Very early on, when his mind must have been racing with the potential for vast expansion, Berliner took into account the welfare and integrity of those whose voices he would be disseminating. “Prominent singers, speakers and performers may derive an income on royalties on the sale of their (recordings),” he said during a speech in Philadelphia, “and valuable plates may be printed and registered to protect against unauthorized publication.” In other words, it’s not just lovers of recorded music who owe Berliner a debt. Any musician who has ever received a royalty check can offer thanks to the man from Hanover. In a business that would sadly become notorious for exploitation, Berliner was already a maverick.
Journals from shortly before his death in 1929 reveal a man still upset by Edison’s greater fame.
Before long, Emile went back to the United States to pursue new ventures. He left the business in the capable hands of his son Henry, under whom the company evolved into the Canadian arm of RCA Victor. In 1919, eldest son Herbert formed the Compo Company, Canada’s first independent label, in nearby Lachine. Follow each of those paths through the proceeding decades, through the twists and turns of an ever-evolving industry, and you end up respectively at today’s Sony Music Entertainment and Universal Music Group.
Off the frontlines of the commercial music scene, Berliner was far from a spent creative force. He developed a rotary-engine helicopter in 1922, and an acoustic tile a couple of years later. As a proto-feminist philanthropist, he established a fellowship for women scientists. As a crusader for public hygiene, he led the fight – contentious in its day – for the pasteurization of milk. It would be nice to think he spent his twilight years happy with all he’d achieved, but that doesn’t appear to be the case. Journals from shortly before his death in 1929 reveal a man still upset by Edison’s greater fame.

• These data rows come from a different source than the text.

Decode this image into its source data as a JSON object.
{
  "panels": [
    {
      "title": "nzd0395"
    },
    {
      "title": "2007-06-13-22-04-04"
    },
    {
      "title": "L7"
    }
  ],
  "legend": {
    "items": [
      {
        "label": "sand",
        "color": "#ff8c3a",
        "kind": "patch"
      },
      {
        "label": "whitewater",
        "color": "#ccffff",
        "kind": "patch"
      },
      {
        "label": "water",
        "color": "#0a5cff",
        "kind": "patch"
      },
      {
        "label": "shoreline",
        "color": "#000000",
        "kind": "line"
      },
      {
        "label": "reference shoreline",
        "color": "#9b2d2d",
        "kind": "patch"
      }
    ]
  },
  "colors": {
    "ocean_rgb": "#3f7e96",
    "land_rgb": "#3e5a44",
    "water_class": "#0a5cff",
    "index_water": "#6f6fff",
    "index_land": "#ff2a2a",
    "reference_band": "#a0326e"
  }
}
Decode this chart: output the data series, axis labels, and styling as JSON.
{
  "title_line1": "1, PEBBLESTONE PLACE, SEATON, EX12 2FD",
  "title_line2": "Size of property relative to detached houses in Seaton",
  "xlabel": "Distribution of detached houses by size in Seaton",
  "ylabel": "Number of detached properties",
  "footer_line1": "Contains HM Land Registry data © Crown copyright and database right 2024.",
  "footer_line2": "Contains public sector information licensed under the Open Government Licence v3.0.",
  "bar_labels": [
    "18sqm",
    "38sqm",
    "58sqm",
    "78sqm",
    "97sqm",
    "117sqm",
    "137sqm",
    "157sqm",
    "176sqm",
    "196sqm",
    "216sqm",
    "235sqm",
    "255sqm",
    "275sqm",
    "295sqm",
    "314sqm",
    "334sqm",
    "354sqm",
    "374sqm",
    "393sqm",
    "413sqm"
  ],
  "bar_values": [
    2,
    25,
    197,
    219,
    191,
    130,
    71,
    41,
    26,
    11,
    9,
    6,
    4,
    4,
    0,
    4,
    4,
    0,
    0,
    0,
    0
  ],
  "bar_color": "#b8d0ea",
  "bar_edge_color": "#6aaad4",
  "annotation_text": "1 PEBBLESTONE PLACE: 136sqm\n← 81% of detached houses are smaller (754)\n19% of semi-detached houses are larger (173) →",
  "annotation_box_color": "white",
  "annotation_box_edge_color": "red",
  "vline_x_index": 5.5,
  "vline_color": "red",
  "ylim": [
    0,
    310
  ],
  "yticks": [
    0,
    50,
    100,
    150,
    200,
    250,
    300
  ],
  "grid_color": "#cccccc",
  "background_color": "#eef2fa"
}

It would be wrong, though, to see Berliner’s story as tragic. Since 1996, the RCA Building on Lenoir and Saint-Antoine – long since sold off by the parent company and leased to an assortment of commercial concerns – has been home to the Emile Berliner Museum, a small but immaculately curated space devoted to the man and his work. Visiting these two rooms, seeing some of Berliner’s brainchildren in the very place where the man himself once worked, is like stepping back in time. If you’re a lover of records, something else is likely to hit you too. While in Montréal, Emile Berliner gave birth to the idea of an extensive home library of recorded music, and for over a century that model has reigned unchallenged.